Spyware Pegasus sob Nova Direção: NSO Group é Adquirida por Investidores Americanos
Em uma reviravolta que parece ter saído de um roteiro de espionagem de Hollywood, a NSO Group, a infame empresa israelense por trás do spyware Pegasus, confirmou sua aquisição por um grupo de investimentos dos Estados Unidos. A notícia, divulgada inicialmente pelo site de tecnologia israelense Calcalist e confirmada ao TechCrunch, estabelece um novo e preocupante capítulo na saga da vigilância digital. O que acontece quando a ferramenta de espionagem mais controversa do mundo muda de passaporte?
Uma Ponte Controvertida para os EUA
O acordo, liderado pelo produtor de Hollywood Robert Simonds, foi avaliado em “dezenas de milhões de dólares” e concede ao grupo americano o controle acionário da NSO. Em comunicado ao TechCrunch, o porta-voz da NSO, Oded Hershowitz, confirmou o negócio, mas tentou estabelecer as regras da nova relação diplomática. “Este investimento não significa que a empresa está saindo do controle regulatório ou operacional israelense”, afirmou Hershowitz. Ele garantiu que a sede e as operações principais permanecem em Israel, sob a supervisão do Ministério da Defesa e outras autoridades locais. Essencialmente, a nova arquitetura de controle sugere que a embaixada da NSO continua em Tel Aviv, mas o capital que a financia agora fala inglês com sotaque de Washington. Como parte do acordo, o cofundador e presidente executivo da NSO, Omri Lavie, que havia retomado o controle da empresa em 2023, encerrará seu envolvimento, marcando o fim de uma era.
Do 'Blocklist' ao Portfólio de Investimentos
A ironia desta aquisição é monumental. A NSO Group não é uma empresa qualquer; ela figura na “Entities List” do Departamento de Comércio dos EUA desde 2021. Essa lista negra proíbe empresas americanas de negociar com as entidades listadas. O motivo? O spyware Pegasus foi utilizado para hackear autoridades do governo americano no exterior, quebrando uma regra de ouro tácita. Para uma empresa cujo principal produto é um tipo de 'API' de invasão, violar o endpoint do governo que agora controla seu capital é, no mínimo, uma manobra ousada.
O histórico da NSO é uma longa documentação de abusos. Grupos de direitos digitais como o Citizen Lab da Universidade de Toronto e a Anistia Internacional documentaram dezenas de casos em que governos usaram o Pegasus para mirar em jornalistas, dissidentes e defensores dos direitos humanos em países como Hungria, Índia, México, Marrocos, Polônia, Arábia Saudita e Emirados Árabes Unidos. A empresa sempre alegou que seu sistema foi projetado para não atingir números de telefone dos EUA, uma promessa que se provou vazia e que, por fim, a colocou na mira regulatória americana.

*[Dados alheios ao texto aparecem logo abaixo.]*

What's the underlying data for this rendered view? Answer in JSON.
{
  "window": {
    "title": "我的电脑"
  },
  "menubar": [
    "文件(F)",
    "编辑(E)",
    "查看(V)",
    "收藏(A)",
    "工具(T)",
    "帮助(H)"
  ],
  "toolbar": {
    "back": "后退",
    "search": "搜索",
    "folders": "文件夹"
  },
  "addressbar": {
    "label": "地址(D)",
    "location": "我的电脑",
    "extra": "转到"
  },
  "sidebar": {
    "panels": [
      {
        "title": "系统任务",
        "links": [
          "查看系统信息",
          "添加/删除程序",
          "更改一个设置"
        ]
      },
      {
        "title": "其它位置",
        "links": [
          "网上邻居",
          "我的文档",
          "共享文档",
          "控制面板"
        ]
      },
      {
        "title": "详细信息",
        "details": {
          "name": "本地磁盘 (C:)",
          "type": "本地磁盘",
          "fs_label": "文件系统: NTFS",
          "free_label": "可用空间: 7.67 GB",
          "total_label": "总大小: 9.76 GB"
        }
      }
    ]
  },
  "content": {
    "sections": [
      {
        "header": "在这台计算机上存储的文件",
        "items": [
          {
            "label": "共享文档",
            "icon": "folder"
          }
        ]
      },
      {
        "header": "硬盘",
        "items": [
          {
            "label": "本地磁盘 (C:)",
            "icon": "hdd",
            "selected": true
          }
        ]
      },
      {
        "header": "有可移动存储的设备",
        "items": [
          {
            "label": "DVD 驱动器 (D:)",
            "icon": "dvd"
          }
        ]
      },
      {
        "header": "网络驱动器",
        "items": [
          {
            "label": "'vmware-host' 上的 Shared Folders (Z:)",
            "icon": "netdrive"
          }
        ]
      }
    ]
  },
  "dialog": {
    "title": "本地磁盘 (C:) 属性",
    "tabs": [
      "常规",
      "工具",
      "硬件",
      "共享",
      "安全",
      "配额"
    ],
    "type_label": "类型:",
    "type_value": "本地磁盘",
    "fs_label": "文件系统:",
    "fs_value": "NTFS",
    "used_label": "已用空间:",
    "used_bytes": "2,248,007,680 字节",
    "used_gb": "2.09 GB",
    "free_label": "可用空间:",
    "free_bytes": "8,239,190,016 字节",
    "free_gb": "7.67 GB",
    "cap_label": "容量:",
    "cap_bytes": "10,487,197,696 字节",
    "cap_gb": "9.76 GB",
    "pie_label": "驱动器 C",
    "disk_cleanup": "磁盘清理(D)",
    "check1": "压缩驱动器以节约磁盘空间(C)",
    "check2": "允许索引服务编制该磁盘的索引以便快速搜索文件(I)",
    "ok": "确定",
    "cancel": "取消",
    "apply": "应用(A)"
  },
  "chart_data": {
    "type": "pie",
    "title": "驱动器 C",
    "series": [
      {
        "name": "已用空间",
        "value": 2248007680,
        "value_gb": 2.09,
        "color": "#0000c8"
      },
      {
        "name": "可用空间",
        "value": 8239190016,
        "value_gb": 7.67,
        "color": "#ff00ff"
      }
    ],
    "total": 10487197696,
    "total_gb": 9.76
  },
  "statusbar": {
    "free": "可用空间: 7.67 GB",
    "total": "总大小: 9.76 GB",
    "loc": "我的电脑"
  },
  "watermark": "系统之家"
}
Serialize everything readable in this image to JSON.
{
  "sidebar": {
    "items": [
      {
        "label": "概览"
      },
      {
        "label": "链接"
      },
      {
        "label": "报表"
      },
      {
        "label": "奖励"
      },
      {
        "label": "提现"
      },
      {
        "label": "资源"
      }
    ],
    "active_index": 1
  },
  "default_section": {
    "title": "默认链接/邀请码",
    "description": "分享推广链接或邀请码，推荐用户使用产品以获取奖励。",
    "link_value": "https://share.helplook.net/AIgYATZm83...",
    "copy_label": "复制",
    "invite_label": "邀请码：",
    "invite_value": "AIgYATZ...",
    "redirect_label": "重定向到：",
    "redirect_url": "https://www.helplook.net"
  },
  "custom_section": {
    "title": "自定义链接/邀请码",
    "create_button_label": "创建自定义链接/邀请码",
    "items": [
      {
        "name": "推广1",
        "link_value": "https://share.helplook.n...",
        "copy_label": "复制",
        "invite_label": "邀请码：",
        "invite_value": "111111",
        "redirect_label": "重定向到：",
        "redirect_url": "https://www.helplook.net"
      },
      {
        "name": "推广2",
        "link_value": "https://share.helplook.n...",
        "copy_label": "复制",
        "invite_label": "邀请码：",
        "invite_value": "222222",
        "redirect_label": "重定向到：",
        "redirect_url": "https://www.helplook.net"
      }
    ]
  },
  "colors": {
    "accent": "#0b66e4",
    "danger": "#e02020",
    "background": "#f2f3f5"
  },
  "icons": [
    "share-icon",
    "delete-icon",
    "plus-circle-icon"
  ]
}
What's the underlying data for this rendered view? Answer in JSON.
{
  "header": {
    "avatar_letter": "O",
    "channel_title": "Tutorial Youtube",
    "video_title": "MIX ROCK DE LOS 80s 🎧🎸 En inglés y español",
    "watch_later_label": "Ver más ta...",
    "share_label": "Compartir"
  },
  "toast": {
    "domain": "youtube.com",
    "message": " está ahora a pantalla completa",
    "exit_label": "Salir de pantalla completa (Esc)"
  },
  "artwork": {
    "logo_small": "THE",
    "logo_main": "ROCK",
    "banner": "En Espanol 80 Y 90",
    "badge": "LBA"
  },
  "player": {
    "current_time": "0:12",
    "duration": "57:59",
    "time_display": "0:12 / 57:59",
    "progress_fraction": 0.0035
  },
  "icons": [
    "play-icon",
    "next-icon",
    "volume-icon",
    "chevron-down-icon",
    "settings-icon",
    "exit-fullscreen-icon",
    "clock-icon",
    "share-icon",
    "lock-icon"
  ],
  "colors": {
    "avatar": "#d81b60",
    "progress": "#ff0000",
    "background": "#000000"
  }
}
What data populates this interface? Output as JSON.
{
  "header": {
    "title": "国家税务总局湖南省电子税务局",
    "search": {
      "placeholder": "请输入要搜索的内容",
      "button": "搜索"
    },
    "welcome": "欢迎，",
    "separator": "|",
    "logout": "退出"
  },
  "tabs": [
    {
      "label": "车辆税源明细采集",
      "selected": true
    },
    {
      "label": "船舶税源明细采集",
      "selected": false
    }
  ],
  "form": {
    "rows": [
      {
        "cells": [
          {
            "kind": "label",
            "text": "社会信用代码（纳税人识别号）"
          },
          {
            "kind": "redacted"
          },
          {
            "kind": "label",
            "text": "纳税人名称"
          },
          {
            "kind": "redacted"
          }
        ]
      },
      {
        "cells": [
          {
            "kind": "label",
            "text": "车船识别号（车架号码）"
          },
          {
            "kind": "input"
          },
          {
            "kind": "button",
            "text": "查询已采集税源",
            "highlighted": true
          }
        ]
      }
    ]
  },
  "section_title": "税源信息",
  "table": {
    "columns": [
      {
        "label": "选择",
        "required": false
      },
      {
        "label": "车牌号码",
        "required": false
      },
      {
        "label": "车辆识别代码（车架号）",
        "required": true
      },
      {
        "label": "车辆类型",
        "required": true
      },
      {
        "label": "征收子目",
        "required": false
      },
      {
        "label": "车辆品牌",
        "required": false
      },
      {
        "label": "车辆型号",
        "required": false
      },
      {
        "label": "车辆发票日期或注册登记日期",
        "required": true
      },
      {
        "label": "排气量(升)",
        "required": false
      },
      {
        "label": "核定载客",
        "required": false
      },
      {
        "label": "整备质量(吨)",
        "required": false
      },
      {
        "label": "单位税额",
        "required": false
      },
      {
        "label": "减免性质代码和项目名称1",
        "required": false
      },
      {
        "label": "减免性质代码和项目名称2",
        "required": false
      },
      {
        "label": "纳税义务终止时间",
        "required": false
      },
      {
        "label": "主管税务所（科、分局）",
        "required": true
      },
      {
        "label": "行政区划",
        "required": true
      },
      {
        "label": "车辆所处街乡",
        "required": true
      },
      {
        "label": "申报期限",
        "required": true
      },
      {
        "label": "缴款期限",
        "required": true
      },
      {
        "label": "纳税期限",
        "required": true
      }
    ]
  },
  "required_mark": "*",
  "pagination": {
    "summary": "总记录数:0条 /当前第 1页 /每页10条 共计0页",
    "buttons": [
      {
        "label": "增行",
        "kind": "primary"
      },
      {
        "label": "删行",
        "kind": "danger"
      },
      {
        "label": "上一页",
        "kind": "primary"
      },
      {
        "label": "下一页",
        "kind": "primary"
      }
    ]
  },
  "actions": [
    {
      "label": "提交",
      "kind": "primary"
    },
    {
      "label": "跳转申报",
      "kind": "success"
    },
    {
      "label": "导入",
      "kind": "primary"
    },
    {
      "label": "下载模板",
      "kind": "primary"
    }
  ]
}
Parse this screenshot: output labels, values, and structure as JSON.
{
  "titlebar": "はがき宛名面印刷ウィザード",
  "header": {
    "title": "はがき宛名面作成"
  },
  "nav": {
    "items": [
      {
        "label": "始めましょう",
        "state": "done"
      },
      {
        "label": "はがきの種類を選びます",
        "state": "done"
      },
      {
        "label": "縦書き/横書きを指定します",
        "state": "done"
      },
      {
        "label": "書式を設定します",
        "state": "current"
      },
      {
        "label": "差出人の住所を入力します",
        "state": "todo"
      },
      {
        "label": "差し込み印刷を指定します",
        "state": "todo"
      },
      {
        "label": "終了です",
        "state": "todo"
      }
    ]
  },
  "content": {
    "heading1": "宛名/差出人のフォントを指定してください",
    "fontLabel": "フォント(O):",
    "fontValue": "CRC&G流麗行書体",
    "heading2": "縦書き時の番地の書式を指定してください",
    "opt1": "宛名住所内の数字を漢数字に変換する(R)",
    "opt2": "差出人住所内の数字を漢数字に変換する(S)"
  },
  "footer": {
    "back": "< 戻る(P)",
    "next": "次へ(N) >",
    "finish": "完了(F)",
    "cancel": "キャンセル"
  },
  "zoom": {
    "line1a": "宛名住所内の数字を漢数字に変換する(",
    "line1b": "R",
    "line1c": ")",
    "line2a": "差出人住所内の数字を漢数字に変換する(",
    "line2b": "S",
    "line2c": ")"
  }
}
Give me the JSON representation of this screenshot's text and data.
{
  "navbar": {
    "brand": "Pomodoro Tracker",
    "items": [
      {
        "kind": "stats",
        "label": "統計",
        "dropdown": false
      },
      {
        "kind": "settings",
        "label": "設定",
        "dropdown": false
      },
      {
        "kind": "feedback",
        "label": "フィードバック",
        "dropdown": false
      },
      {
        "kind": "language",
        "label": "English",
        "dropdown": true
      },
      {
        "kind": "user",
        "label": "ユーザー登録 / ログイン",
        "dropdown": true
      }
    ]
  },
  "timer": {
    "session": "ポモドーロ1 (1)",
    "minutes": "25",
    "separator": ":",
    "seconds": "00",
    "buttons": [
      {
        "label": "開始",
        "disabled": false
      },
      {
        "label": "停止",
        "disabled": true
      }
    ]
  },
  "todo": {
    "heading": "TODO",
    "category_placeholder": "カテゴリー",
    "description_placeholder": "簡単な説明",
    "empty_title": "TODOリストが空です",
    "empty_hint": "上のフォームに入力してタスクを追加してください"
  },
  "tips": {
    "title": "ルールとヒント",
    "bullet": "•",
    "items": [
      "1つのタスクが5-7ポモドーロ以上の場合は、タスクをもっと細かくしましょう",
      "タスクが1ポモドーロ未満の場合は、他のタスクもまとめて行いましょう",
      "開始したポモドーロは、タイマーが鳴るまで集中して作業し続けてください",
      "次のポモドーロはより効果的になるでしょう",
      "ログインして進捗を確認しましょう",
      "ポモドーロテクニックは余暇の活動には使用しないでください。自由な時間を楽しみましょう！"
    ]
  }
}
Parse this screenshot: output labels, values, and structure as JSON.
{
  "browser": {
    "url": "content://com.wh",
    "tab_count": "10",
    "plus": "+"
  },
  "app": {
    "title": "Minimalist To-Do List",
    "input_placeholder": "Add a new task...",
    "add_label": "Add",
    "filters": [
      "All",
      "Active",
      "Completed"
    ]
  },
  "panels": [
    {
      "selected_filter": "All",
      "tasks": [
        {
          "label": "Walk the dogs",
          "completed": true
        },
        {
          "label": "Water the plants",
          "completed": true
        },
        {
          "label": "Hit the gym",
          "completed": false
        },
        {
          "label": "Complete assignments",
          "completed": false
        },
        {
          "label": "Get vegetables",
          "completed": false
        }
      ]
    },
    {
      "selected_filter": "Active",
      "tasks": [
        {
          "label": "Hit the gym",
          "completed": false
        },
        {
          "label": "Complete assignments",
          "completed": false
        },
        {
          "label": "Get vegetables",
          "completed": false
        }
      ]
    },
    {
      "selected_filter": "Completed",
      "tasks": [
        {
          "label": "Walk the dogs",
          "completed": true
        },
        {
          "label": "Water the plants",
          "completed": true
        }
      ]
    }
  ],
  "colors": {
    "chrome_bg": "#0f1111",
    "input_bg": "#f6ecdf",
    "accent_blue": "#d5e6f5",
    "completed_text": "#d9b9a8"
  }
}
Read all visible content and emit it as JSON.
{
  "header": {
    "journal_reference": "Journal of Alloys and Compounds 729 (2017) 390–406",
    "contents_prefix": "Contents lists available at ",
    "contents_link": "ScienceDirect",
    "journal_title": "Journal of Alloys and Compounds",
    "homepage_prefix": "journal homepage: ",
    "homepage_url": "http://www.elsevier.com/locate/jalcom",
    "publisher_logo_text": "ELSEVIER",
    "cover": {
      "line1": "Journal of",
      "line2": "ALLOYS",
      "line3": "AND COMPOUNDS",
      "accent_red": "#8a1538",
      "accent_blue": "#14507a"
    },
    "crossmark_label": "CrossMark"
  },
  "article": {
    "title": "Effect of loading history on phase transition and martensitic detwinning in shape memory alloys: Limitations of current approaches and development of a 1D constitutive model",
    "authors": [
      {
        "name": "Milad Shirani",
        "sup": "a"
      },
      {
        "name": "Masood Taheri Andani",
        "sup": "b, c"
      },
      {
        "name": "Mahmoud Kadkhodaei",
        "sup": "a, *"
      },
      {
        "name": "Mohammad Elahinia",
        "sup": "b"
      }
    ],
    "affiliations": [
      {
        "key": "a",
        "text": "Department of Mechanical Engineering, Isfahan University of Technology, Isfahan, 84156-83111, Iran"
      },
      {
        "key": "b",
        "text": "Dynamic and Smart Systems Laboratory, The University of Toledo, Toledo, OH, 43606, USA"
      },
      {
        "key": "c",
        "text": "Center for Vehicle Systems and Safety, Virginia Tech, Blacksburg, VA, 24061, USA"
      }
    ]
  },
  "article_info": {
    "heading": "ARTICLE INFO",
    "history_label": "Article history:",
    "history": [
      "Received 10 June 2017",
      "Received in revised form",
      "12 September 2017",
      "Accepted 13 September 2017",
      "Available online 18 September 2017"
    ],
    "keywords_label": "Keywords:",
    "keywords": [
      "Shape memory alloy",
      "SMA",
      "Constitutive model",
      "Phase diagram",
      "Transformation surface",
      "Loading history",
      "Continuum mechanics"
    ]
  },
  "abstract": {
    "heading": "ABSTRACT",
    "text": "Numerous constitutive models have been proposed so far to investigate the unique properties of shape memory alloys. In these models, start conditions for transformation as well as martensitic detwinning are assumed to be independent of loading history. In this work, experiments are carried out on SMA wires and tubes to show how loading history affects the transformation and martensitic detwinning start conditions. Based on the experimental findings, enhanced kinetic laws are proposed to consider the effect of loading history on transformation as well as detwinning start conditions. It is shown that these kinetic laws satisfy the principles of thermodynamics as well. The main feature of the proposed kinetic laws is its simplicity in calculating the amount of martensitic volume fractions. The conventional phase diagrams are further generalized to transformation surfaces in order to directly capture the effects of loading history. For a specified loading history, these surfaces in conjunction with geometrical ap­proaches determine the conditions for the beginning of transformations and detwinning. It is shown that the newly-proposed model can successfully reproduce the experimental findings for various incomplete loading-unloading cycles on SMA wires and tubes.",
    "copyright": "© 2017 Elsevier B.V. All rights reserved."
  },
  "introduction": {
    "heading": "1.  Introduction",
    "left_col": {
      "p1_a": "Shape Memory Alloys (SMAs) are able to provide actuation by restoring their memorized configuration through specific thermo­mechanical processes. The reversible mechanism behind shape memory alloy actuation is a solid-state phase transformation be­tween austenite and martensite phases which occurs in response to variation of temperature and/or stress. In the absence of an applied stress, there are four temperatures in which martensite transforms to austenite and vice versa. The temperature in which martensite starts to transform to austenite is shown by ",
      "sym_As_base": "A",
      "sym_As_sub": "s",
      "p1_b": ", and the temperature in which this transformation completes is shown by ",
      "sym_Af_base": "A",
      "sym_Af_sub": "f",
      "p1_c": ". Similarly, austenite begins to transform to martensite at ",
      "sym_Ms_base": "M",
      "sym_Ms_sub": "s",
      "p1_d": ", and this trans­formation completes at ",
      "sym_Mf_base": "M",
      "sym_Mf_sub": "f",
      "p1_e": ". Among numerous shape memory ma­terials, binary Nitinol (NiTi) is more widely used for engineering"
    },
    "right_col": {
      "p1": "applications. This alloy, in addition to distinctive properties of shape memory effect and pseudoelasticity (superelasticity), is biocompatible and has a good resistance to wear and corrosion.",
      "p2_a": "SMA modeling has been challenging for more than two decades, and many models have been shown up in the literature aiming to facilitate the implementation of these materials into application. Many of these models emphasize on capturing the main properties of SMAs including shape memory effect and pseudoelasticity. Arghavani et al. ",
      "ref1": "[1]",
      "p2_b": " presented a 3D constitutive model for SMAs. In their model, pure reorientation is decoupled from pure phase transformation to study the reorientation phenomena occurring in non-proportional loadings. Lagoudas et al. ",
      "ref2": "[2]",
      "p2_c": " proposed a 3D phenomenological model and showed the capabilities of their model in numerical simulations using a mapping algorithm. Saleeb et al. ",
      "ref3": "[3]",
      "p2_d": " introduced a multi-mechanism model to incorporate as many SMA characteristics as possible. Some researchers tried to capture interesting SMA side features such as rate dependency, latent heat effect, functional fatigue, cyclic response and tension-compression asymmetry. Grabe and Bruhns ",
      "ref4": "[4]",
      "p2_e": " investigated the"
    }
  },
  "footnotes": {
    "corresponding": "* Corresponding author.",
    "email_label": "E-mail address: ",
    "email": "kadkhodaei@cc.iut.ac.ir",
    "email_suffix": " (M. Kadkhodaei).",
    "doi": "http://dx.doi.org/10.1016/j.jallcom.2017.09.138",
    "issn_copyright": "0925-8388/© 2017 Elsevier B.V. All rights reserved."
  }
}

A Voz da Resistência: O Alerta dos Especialistas
A comunidade de cibersegurança e privacidade não demorou a reagir. John Scott-Railton, pesquisador sênior do Citizen Lab que investiga os abusos da NSO há uma década, expressou profunda preocupação com a aquisição. “A NSO é uma empresa com um longo histórico de ir contra os interesses americanos e apoiar o hacking de autoridades americanas”, disse ele ao TechCrunch. Sua principal inquietação, no entanto, é a interoperabilidade futura desse sistema no ecossistema americano. “Minha real preocupação é que a NSO tentou arduamente entrar nos Estados Unidos e vender seu produto para forças policiais americanas em cidades dos EUA. Essa tecnologia de ditadura não pertence a nenhum lugar perto dos americanos, ou de nossos direitos e liberdades constitucionalmente protegidos.”
A questão que Scott-Railton levanta é fundamental para o debate sobre governança tecnológica: se um sistema foi projetado para operar sem freios éticos em diversos ecossistemas globais, o que impede que ele seja implantado com a mesma falta de escrúpulos em um novo ambiente, mesmo que este se orgulhe de suas proteções legais?
Um Futuro Incerto para a Vigilância Digital
A propriedade da NSO Group já foi um jogo de cadeiras musicais entre fundos de private equity americanos e europeus. A empresa foi adquirida pela americana Francisco Partners em 2014, retomada pelos fundadores com ajuda da europeia Novalpina em 2019, e agora volta para mãos americanas. Cada mudança de controle reacende o debate sobre a responsabilidade e a regulação de armas cibernéticas. Com a aquisição por investidores dos EUA, o spyware Pegasus não desaparece; ele apenas se integra a uma nova esfera de influência. Resta saber se essa nova direção servirá como um firewall para conter a “tecnologia de ditadura” ou se apenas lhe dará um novo e mais poderoso passaporte para operar. A resposta definirá o futuro da privacidade e da segurança em um mundo cada vez mais conectado e vigiado.